Unleashing Student Power in Colleges and Universities

By: Eric Billbrough

Special thanks to Salvator Asaro, Alexander Kolokotronis, Jenni Innes, William Novello, Michael Menser, and Jacob Klipstein for sharing their experiences with PB and student government at their colleges and for their continued efforts to organize for more democratic campuses.

As summer comes to a close, an energy inside college students like myself begins to rise. Late nights with friends, living on your own, and college football are within sight. College towns big and small will percolate with magical energy. But as we move into our overpriced dorm rooms and rundown apartments, one thing is still missing in college life: power.

 The infrastructure of colleges is no longer suitable to this generation of students. Today’s college students are more informed and plugged-in to the world than any generation prior. This, combined with a student debt crisis larger than the GDP of Russia, creates a pool of students prepared and eager to make the change they desire. It’s no wonder students get frustrated when we don’t have a say over the endless fees and tuition hikes forced upon us. Participatory budgeting (PB), however, offers an opportunity for universities to more deeply engage their students in the future of their campus -- and get them hooked on lifelong civic participation -- through a tangible and structured process. While participatory budgeting has been steadily spreading across North America and the world, it remains largely underutilized in higher education, for now.

Palo Alto Community College in San Antonio, Texas, as well as several schools in the City University of New York system are the only known North American PB processes in higher education. Over the past few weeks, I had the opportunity to hear from several participatory budgeting organizers at Queens College and Brooklyn College, two schools in the CUNY system. They all gave me insight into the different challenges, approaches, and opportunities of running PB on a college campus.  

First, the scope of possibilities for PB in colleges is broad. Colleges have administrators that cover every aspect of a student’s college experience. From residence life and recreation, to facilities and academic departments, the amount of sectors available for possible PB processes is promising for the prospect of increased power amongst students. Focusing a PB process on one of these areas, as opposed to having a process that encompasses an entire university, would allow for a highly motivated group of students to make the change in their area of interest, while also proving that students as a whole can make these difficult budget decisions. 

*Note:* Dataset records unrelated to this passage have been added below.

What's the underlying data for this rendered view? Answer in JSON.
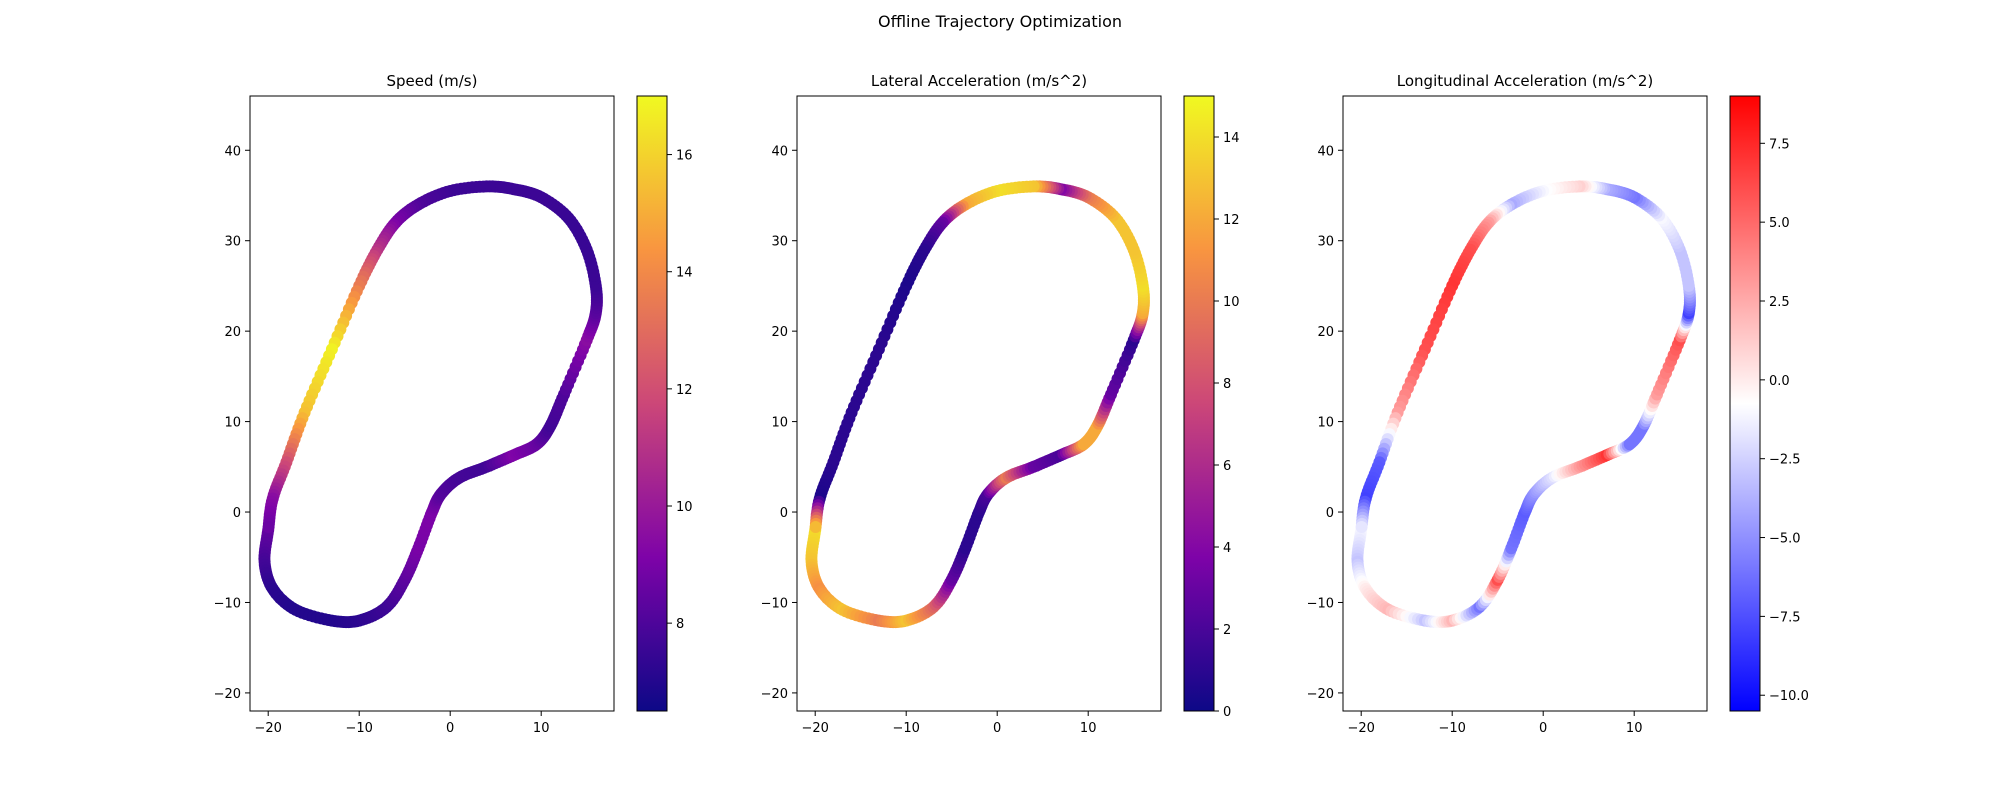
{
  "figure": {
    "suptitle": "Offline Trajectory Optimization"
  },
  "track": {
    "points": [
      [
        -20,
        -2
      ],
      [
        -20.4,
        -5.5
      ],
      [
        -19.5,
        -8.5
      ],
      [
        -17,
        -10.8
      ],
      [
        -13,
        -12
      ],
      [
        -10,
        -12
      ],
      [
        -7,
        -10.5
      ],
      [
        -5,
        -7.5
      ],
      [
        -3.5,
        -4
      ],
      [
        -2,
        0
      ],
      [
        -1,
        2
      ],
      [
        1,
        3.8
      ],
      [
        4,
        5
      ],
      [
        7,
        6.3
      ],
      [
        9.5,
        7.5
      ],
      [
        11,
        9.5
      ],
      [
        12.5,
        13
      ],
      [
        15,
        19
      ],
      [
        16,
        22
      ],
      [
        16,
        25
      ],
      [
        15,
        29
      ],
      [
        13,
        32.5
      ],
      [
        10,
        34.8
      ],
      [
        7,
        35.7
      ],
      [
        4,
        36
      ],
      [
        0,
        35.5
      ],
      [
        -3.5,
        34
      ],
      [
        -6,
        32
      ],
      [
        -8,
        29
      ],
      [
        -10,
        25
      ],
      [
        -13,
        18
      ],
      [
        -16,
        11
      ],
      [
        -18,
        5.5
      ],
      [
        -19.5,
        1.5
      ]
    ],
    "speed": [
      8.6,
      7.8,
      7.2,
      7.0,
      7.0,
      7.2,
      7.6,
      8.3,
      9.0,
      9.1,
      8.2,
      7.8,
      7.7,
      9.2,
      8.6,
      7.7,
      8.0,
      9.5,
      8.3,
      7.6,
      7.5,
      7.5,
      7.6,
      7.6,
      7.6,
      7.6,
      8.0,
      9.0,
      11.0,
      13.5,
      16.8,
      15.5,
      12.0,
      9.5
    ],
    "lateral_accel": [
      14,
      13,
      11,
      13,
      10,
      13,
      9,
      3,
      1,
      1,
      2,
      10,
      3,
      2,
      12,
      12,
      3,
      1,
      12,
      14,
      13,
      13,
      10,
      4,
      13,
      14,
      12,
      3,
      1,
      0.5,
      1,
      1,
      1,
      0.5
    ],
    "longitudinal_accel": [
      -1,
      -3,
      0,
      2,
      -3,
      2,
      -6,
      6,
      -6,
      -7,
      -5,
      -2,
      3,
      7,
      -6,
      -6,
      3,
      6,
      -8,
      -3,
      -3,
      -1,
      -6,
      -4,
      1,
      -1,
      -4,
      3,
      6,
      7,
      6,
      3,
      -7,
      -8
    ]
  },
  "chart_data": [
    {
      "type": "scatter",
      "title": "Speed (m/s)",
      "xlim": [
        -22,
        18
      ],
      "ylim": [
        -22,
        46
      ],
      "xticks": [
        -20,
        -10,
        0,
        10
      ],
      "yticks": [
        -20,
        -10,
        0,
        10,
        20,
        30,
        40
      ],
      "colorbar": {
        "cmap": "plasma",
        "min": 6.5,
        "max": 17.0,
        "ticks": [
          8,
          10,
          12,
          14,
          16
        ]
      },
      "value_key": "speed"
    },
    {
      "type": "scatter",
      "title": "Lateral Acceleration (m/s^2)",
      "xlim": [
        -22,
        18
      ],
      "ylim": [
        -22,
        46
      ],
      "xticks": [
        -20,
        -10,
        0,
        10
      ],
      "yticks": [
        -20,
        -10,
        0,
        10,
        20,
        30,
        40
      ],
      "colorbar": {
        "cmap": "plasma",
        "min": 0,
        "max": 15,
        "ticks": [
          0,
          2,
          4,
          6,
          8,
          10,
          12,
          14
        ]
      },
      "value_key": "lateral_accel"
    },
    {
      "type": "scatter",
      "title": "Longitudinal Acceleration (m/s^2)",
      "xlim": [
        -22,
        18
      ],
      "ylim": [
        -22,
        46
      ],
      "xticks": [
        -20,
        -10,
        0,
        10
      ],
      "yticks": [
        -20,
        -10,
        0,
        10,
        20,
        30,
        40
      ],
      "colorbar": {
        "cmap": "bwr",
        "min": -10.5,
        "max": 9.0,
        "ticks": [
          -10.0,
          -7.5,
          -5.0,
          -2.5,
          0.0,
          2.5,
          5.0,
          7.5
        ]
      },
      "value_key": "longitudinal_accel"
    }
  ]
}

Second, college students themselves already have the infrastructure to run a successful PB process: Student government. Student governments were initially instituted as a way to model a real government, but they often face steep challenges when it comes to student engagement. Student bodies as a whole often don't know about student government or feel they have a reason to care. Only 10% of Penn State University Park students voted in student government elections held in March of 2019, and that number mirror's the turnout at other large universities. I can think of no better way for student governments to build stronger ties with their constituents than by giving the student body voting power over how their money is spent. 

University administrators also stand to gain greatly from participatory budgeting. To most students, university presidents are seen only at graduation ceremonies. They play the important role of garnering donations and overseeing key initiatives, but that work is done behind the scenes. Participatory budgeting sends a loud message from administrators to the rest of the university: high level officials care about what students have to say. 

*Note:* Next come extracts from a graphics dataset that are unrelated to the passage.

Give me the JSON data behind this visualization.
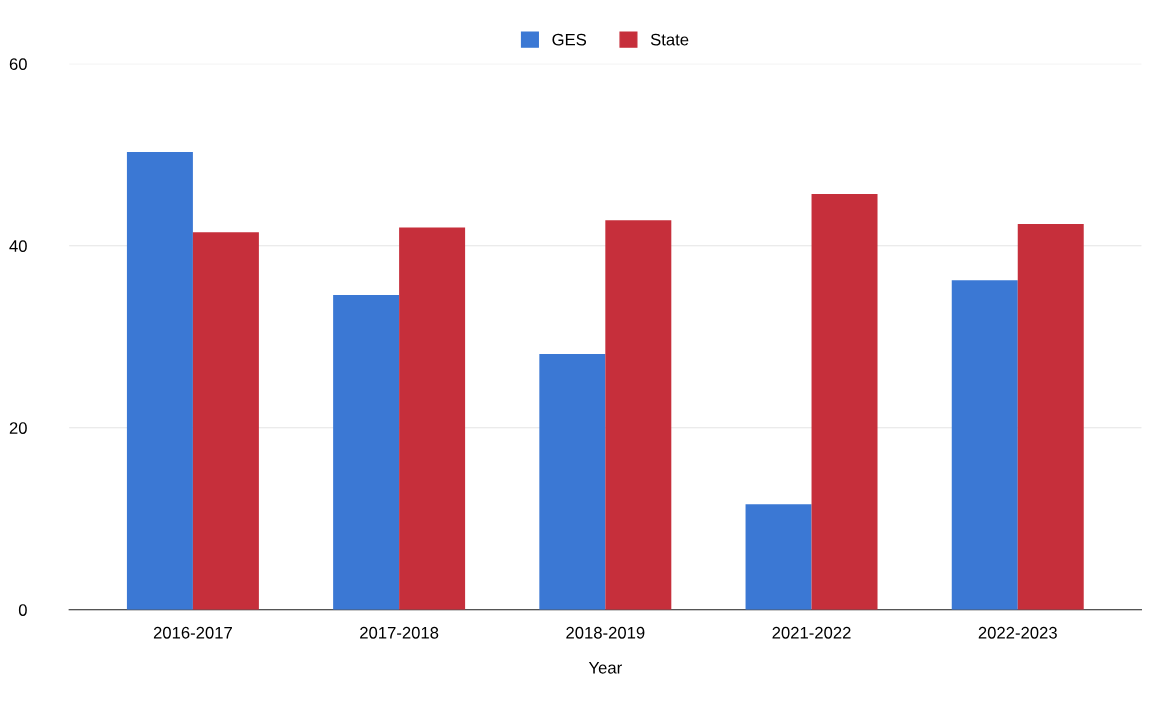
{
  "chart_data": {
    "type": "bar",
    "xlabel": "Year",
    "categories": [
      "2016-2017",
      "2017-2018",
      "2018-2019",
      "2021-2022",
      "2022-2023"
    ],
    "series": [
      {
        "name": "GES",
        "color": "#3b78d4",
        "values": [
          50.3,
          34.6,
          28.1,
          11.6,
          36.2
        ]
      },
      {
        "name": "State",
        "color": "#c62f3b",
        "values": [
          41.5,
          42.0,
          42.8,
          45.7,
          42.4
        ]
      }
    ],
    "ylim": [
      0,
      60
    ],
    "yticks": [
      0,
      20,
      40,
      60
    ],
    "grid": "y",
    "legend": "top"
  }
}
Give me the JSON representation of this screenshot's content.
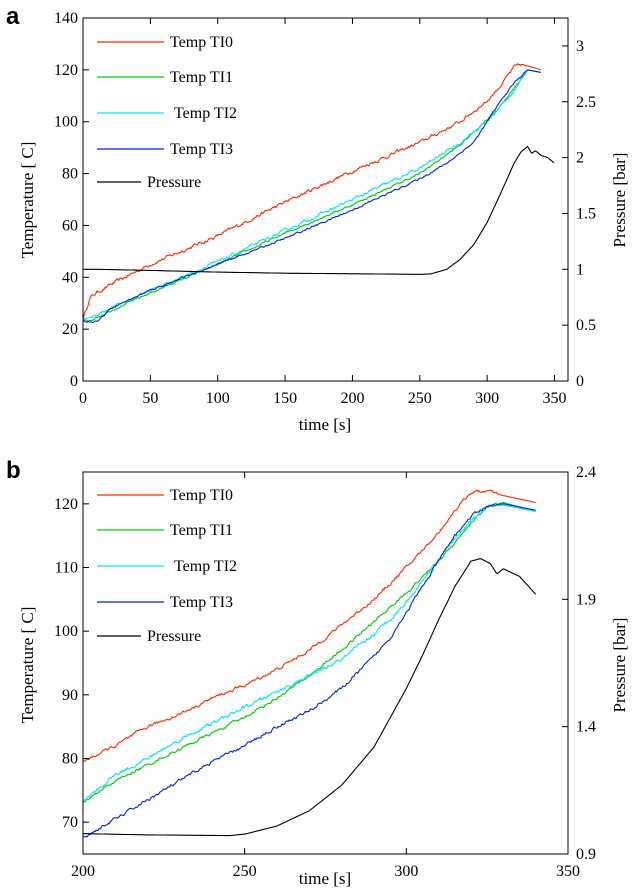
{
  "chart_data": [
    {
      "panel": "a",
      "type": "line",
      "xlabel": "time [s]",
      "ylabel": "Temperature [ C]",
      "y2label": "Pressure [bar]",
      "xlim": [
        0,
        360
      ],
      "ylim": [
        0,
        140
      ],
      "y2lim": [
        0,
        3.25
      ],
      "xticks": [
        0,
        50,
        100,
        150,
        200,
        250,
        300,
        350
      ],
      "yticks": [
        0,
        20,
        40,
        60,
        80,
        100,
        120,
        140
      ],
      "y2ticks": [
        0,
        0.5,
        1,
        1.5,
        2,
        2.5,
        3
      ],
      "legend_position": "top-left",
      "grid": false,
      "series": [
        {
          "name": "Temp TI0",
          "color": "#ff2a00",
          "axis": "left",
          "noise": 1.4,
          "x": [
            0,
            2,
            5,
            10,
            20,
            50,
            100,
            150,
            200,
            250,
            280,
            300,
            310,
            320,
            325,
            330,
            340
          ],
          "y": [
            24,
            27,
            32,
            34,
            37,
            45,
            56,
            69,
            81,
            92,
            100,
            108,
            114,
            121,
            122,
            121.5,
            120
          ]
        },
        {
          "name": "Temp TI1",
          "color": "#00cc00",
          "axis": "left",
          "noise": 0.8,
          "x": [
            0,
            5,
            10,
            20,
            50,
            100,
            150,
            200,
            250,
            280,
            300,
            310,
            320,
            330,
            340
          ],
          "y": [
            23,
            23.5,
            24.5,
            27,
            34,
            45,
            57,
            68,
            80,
            91,
            101,
            106,
            113,
            120,
            119
          ]
        },
        {
          "name": "Temp TI2",
          "color": "#00e5ff",
          "axis": "left",
          "noise": 1.2,
          "x": [
            0,
            5,
            10,
            20,
            50,
            100,
            150,
            200,
            250,
            280,
            300,
            310,
            320,
            330,
            340
          ],
          "y": [
            24,
            24,
            25.5,
            28,
            35,
            46,
            58,
            70,
            82,
            92,
            100,
            106,
            112,
            120,
            119
          ]
        },
        {
          "name": "Temp TI3",
          "color": "#0022dd",
          "axis": "left",
          "noise": 0.7,
          "x": [
            0,
            10,
            15,
            20,
            50,
            100,
            150,
            200,
            250,
            270,
            290,
            300,
            310,
            320,
            330,
            340
          ],
          "y": [
            23,
            23,
            25,
            28,
            35,
            45,
            55,
            66,
            78,
            84,
            92,
            100,
            108,
            115,
            120,
            119
          ]
        },
        {
          "name": "Pressure",
          "color": "#000000",
          "axis": "right",
          "noise": 0,
          "x": [
            0,
            10,
            50,
            100,
            150,
            200,
            250,
            258,
            270,
            280,
            290,
            300,
            310,
            320,
            325,
            330,
            333,
            336,
            340,
            345,
            350
          ],
          "y": [
            1.0,
            1.0,
            0.99,
            0.975,
            0.965,
            0.96,
            0.955,
            0.958,
            1.0,
            1.09,
            1.22,
            1.42,
            1.68,
            1.95,
            2.05,
            2.1,
            2.04,
            2.06,
            2.02,
            2.0,
            1.95
          ]
        }
      ]
    },
    {
      "panel": "b",
      "type": "line",
      "xlabel": "time [s]",
      "ylabel": "Temperature [ C]",
      "y2label": "Pressure [bar]",
      "xlim": [
        200,
        350
      ],
      "ylim": [
        65,
        125
      ],
      "y2lim": [
        0.9,
        2.4
      ],
      "xticks": [
        200,
        250,
        300,
        350
      ],
      "yticks": [
        70,
        80,
        90,
        100,
        110,
        120
      ],
      "y2ticks": [
        0.9,
        1.4,
        1.9,
        2.4
      ],
      "legend_position": "top-left",
      "grid": false,
      "series": [
        {
          "name": "Temp TI0",
          "color": "#ff2a00",
          "axis": "left",
          "noise": 0.5,
          "x": [
            200,
            210,
            220,
            230,
            240,
            250,
            260,
            270,
            280,
            290,
            300,
            310,
            315,
            320,
            325,
            330,
            340
          ],
          "y": [
            79.5,
            82,
            85,
            87,
            89.5,
            91.5,
            94,
            97,
            101,
            105,
            110,
            115.5,
            119,
            121.8,
            122,
            121.3,
            120.2
          ]
        },
        {
          "name": "Temp TI1",
          "color": "#00cc00",
          "axis": "left",
          "noise": 0.45,
          "x": [
            200,
            210,
            220,
            230,
            240,
            250,
            260,
            270,
            280,
            290,
            300,
            305,
            310,
            315,
            320,
            325,
            330,
            340
          ],
          "y": [
            73,
            76.5,
            79,
            81.5,
            84,
            86.5,
            89.5,
            93,
            97,
            101.5,
            106,
            108.5,
            111,
            114,
            117,
            119.5,
            120.2,
            118.8
          ]
        },
        {
          "name": "Temp TI2",
          "color": "#00e5ff",
          "axis": "left",
          "noise": 0.6,
          "x": [
            200,
            210,
            220,
            230,
            240,
            250,
            260,
            270,
            280,
            290,
            300,
            305,
            310,
            315,
            320,
            325,
            330,
            340
          ],
          "y": [
            73,
            77.5,
            80,
            83,
            85.5,
            88,
            90.5,
            93,
            95.5,
            99.5,
            104.5,
            108,
            111.5,
            114.5,
            117.5,
            119.5,
            119.8,
            118.8
          ]
        },
        {
          "name": "Temp TI3",
          "color": "#0022dd",
          "axis": "left",
          "noise": 0.5,
          "x": [
            200,
            210,
            220,
            230,
            240,
            250,
            260,
            270,
            280,
            285,
            290,
            295,
            300,
            305,
            310,
            315,
            320,
            325,
            330,
            340
          ],
          "y": [
            67.5,
            70.5,
            73.5,
            76.5,
            79.5,
            82,
            85,
            87.5,
            91,
            93.5,
            96,
            99,
            103,
            107,
            111,
            115,
            118,
            119.7,
            120,
            119
          ]
        },
        {
          "name": "Pressure",
          "color": "#000000",
          "axis": "right",
          "noise": 0,
          "x": [
            200,
            220,
            240,
            245,
            250,
            260,
            270,
            280,
            290,
            300,
            305,
            310,
            315,
            320,
            323,
            326,
            328,
            330,
            335,
            340
          ],
          "y": [
            0.98,
            0.975,
            0.973,
            0.972,
            0.978,
            1.01,
            1.07,
            1.17,
            1.32,
            1.55,
            1.68,
            1.82,
            1.95,
            2.05,
            2.06,
            2.04,
            2.0,
            2.02,
            1.99,
            1.92
          ]
        }
      ]
    }
  ]
}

Finally, college students learn critical thinking and problem solving skills in our classes and get pummeled with long-term projects and research papers. If you are familiar with participatory budgeting, you know that these skills are vital to a successful PB process and more effective spending decisions. Instituting a democratic process like participatory budgeting will also enlighten young people the importance of voting, and hopefully lead to higher election turnout. 

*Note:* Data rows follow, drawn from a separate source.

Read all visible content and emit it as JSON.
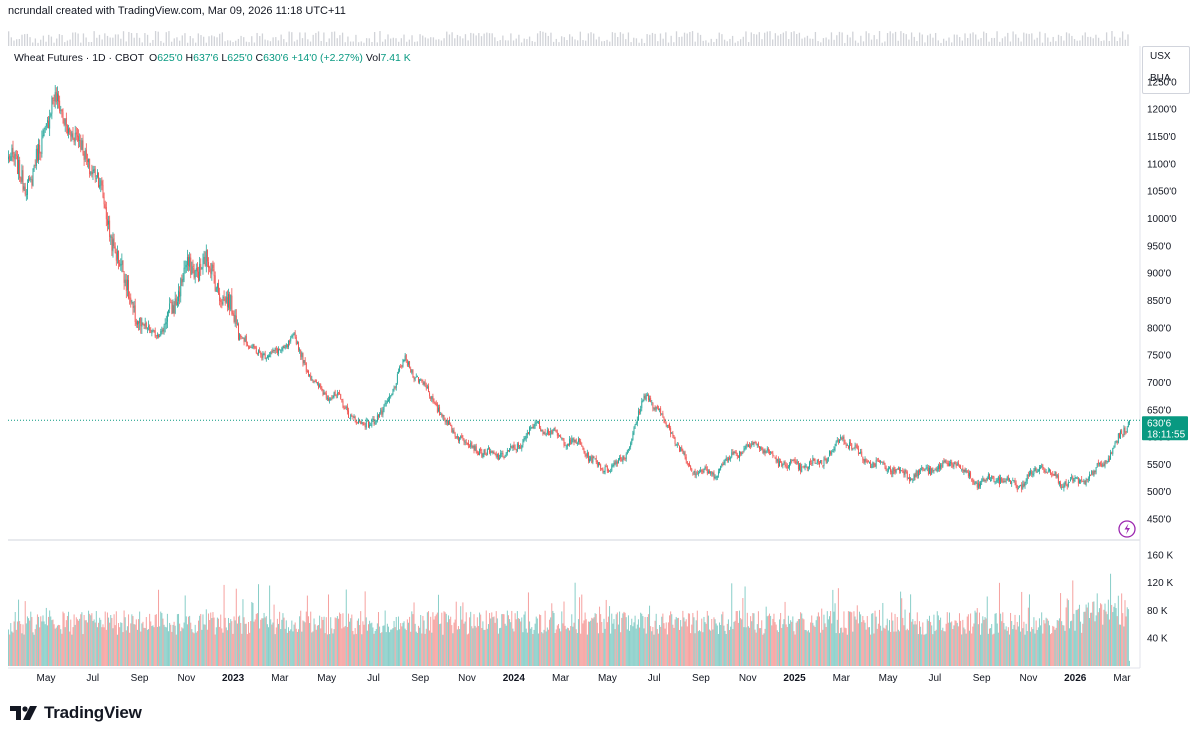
{
  "header": {
    "attribution": "ncrundall created with TradingView.com, Mar 09, 2026 11:18 UTC+11"
  },
  "legend": {
    "symbol": "Wheat Futures · 1D · CBOT",
    "open_label": "O",
    "open": "625'0",
    "high_label": "H",
    "high": "637'6",
    "low_label": "L",
    "low": "625'0",
    "close_label": "C",
    "close": "630'6",
    "change": "+14'0 (+2.27%)",
    "vol_label": "Vol",
    "volume": "7.41 K"
  },
  "units": {
    "currency": "USX",
    "unit": "BUA"
  },
  "price_tag": {
    "price": "630'6",
    "countdown": "18:11:55"
  },
  "footer": {
    "brand": "TradingView"
  },
  "colors": {
    "up": "#26a69a",
    "down": "#ef5350",
    "accent": "#089981",
    "grid": "#d1d4dc"
  },
  "chart_data": {
    "type": "candlestick",
    "title": "Wheat Futures · 1D · CBOT",
    "x_ticks": [
      "May",
      "Jul",
      "Sep",
      "Nov",
      "2023",
      "Mar",
      "May",
      "Jul",
      "Sep",
      "Nov",
      "2024",
      "Mar",
      "May",
      "Jul",
      "Sep",
      "Nov",
      "2025",
      "Mar",
      "May",
      "Jul",
      "Sep",
      "Nov",
      "2026",
      "Mar"
    ],
    "price_ticks": [
      "450'0",
      "500'0",
      "550'0",
      "600'0",
      "650'0",
      "700'0",
      "750'0",
      "800'0",
      "850'0",
      "900'0",
      "950'0",
      "1000'0",
      "1050'0",
      "1100'0",
      "1150'0",
      "1200'0",
      "1250'0"
    ],
    "price_tick_values": [
      450,
      500,
      550,
      600,
      650,
      700,
      750,
      800,
      850,
      900,
      950,
      1000,
      1050,
      1100,
      1150,
      1200,
      1250
    ],
    "volume_ticks": [
      "40 K",
      "80 K",
      "120 K",
      "160 K"
    ],
    "volume_tick_values": [
      40,
      80,
      120,
      160
    ],
    "last_price": 630.75,
    "price_path": [
      {
        "month": "2022-03",
        "price": 1110
      },
      {
        "month": "2022-04",
        "price": 1060
      },
      {
        "month": "2022-05",
        "price": 1220
      },
      {
        "month": "2022-05b",
        "price": 1150
      },
      {
        "month": "2022-06",
        "price": 1080
      },
      {
        "month": "2022-06b",
        "price": 920
      },
      {
        "month": "2022-07",
        "price": 800
      },
      {
        "month": "2022-08",
        "price": 790
      },
      {
        "month": "2022-09",
        "price": 900
      },
      {
        "month": "2022-10",
        "price": 920
      },
      {
        "month": "2022-11",
        "price": 840
      },
      {
        "month": "2022-12",
        "price": 760
      },
      {
        "month": "2023-01",
        "price": 750
      },
      {
        "month": "2023-02",
        "price": 780
      },
      {
        "month": "2023-03",
        "price": 690
      },
      {
        "month": "2023-04",
        "price": 670
      },
      {
        "month": "2023-05",
        "price": 620
      },
      {
        "month": "2023-06",
        "price": 640
      },
      {
        "month": "2023-07",
        "price": 740
      },
      {
        "month": "2023-07b",
        "price": 690
      },
      {
        "month": "2023-08",
        "price": 620
      },
      {
        "month": "2023-09",
        "price": 585
      },
      {
        "month": "2023-10",
        "price": 565
      },
      {
        "month": "2023-11",
        "price": 575
      },
      {
        "month": "2023-12",
        "price": 625
      },
      {
        "month": "2024-01",
        "price": 600
      },
      {
        "month": "2024-02",
        "price": 585
      },
      {
        "month": "2024-03",
        "price": 540
      },
      {
        "month": "2024-04",
        "price": 560
      },
      {
        "month": "2024-05",
        "price": 680
      },
      {
        "month": "2024-06",
        "price": 620
      },
      {
        "month": "2024-07",
        "price": 545
      },
      {
        "month": "2024-08",
        "price": 530
      },
      {
        "month": "2024-09",
        "price": 570
      },
      {
        "month": "2024-10",
        "price": 590
      },
      {
        "month": "2024-11",
        "price": 555
      },
      {
        "month": "2024-12",
        "price": 545
      },
      {
        "month": "2025-01",
        "price": 555
      },
      {
        "month": "2025-02",
        "price": 600
      },
      {
        "month": "2025-03",
        "price": 555
      },
      {
        "month": "2025-04",
        "price": 545
      },
      {
        "month": "2025-05",
        "price": 530
      },
      {
        "month": "2025-06",
        "price": 540
      },
      {
        "month": "2025-07",
        "price": 555
      },
      {
        "month": "2025-08",
        "price": 515
      },
      {
        "month": "2025-09",
        "price": 525
      },
      {
        "month": "2025-10",
        "price": 510
      },
      {
        "month": "2025-11",
        "price": 550
      },
      {
        "month": "2025-12",
        "price": 515
      },
      {
        "month": "2026-01",
        "price": 520
      },
      {
        "month": "2026-02",
        "price": 560
      },
      {
        "month": "2026-03",
        "price": 630
      }
    ],
    "volume_ylim": [
      0,
      170
    ],
    "price_ylim": [
      430,
      1290
    ]
  }
}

Participatory budgeting has unique challenges as well. College students face many barriers and other priorities during their time at school. Between full course loads, family obligations, jobs, and the stress of mounting student loans, students may not have the time nor energy to participate in PB. In addition, students retaining control of student organizations means that recruitment for a PB process is difficult. On top of this, universities like mine, Penn State, are so deeply ingrained in history and nostalgia, that students can be complacent in creating change in lieu of enjoying the traditional college experience that gets passed down from generation to generation. Once off the ground, PB needs to be implanted into the culture and infrastructure of the university. 

These obstacles are not insurmountable. PB is possible — student leaders and faculty allies have made it happen, and you can, too. There is no reason that young adults can’t look around their school and point out what needs to be done. Doing this will only deepen the relationship between student bodies and university administration and teach young people that they don’t have to be left in the dark when it comes to decisions that impact their lives. 


Eric Bilbrough was a Summer 2019 Nevins Fellow with PBP. The Nevins Fellowship program trains students on the current issues surrounding civic engagement and democratic reform. The program also allows Penn State students to complete internships at organizations that bring people together to solve common problems.

Eric is a junior studying Political Science and Communications Arts and Sciences at the Schreyer Honors College of The Pennsylvania State University.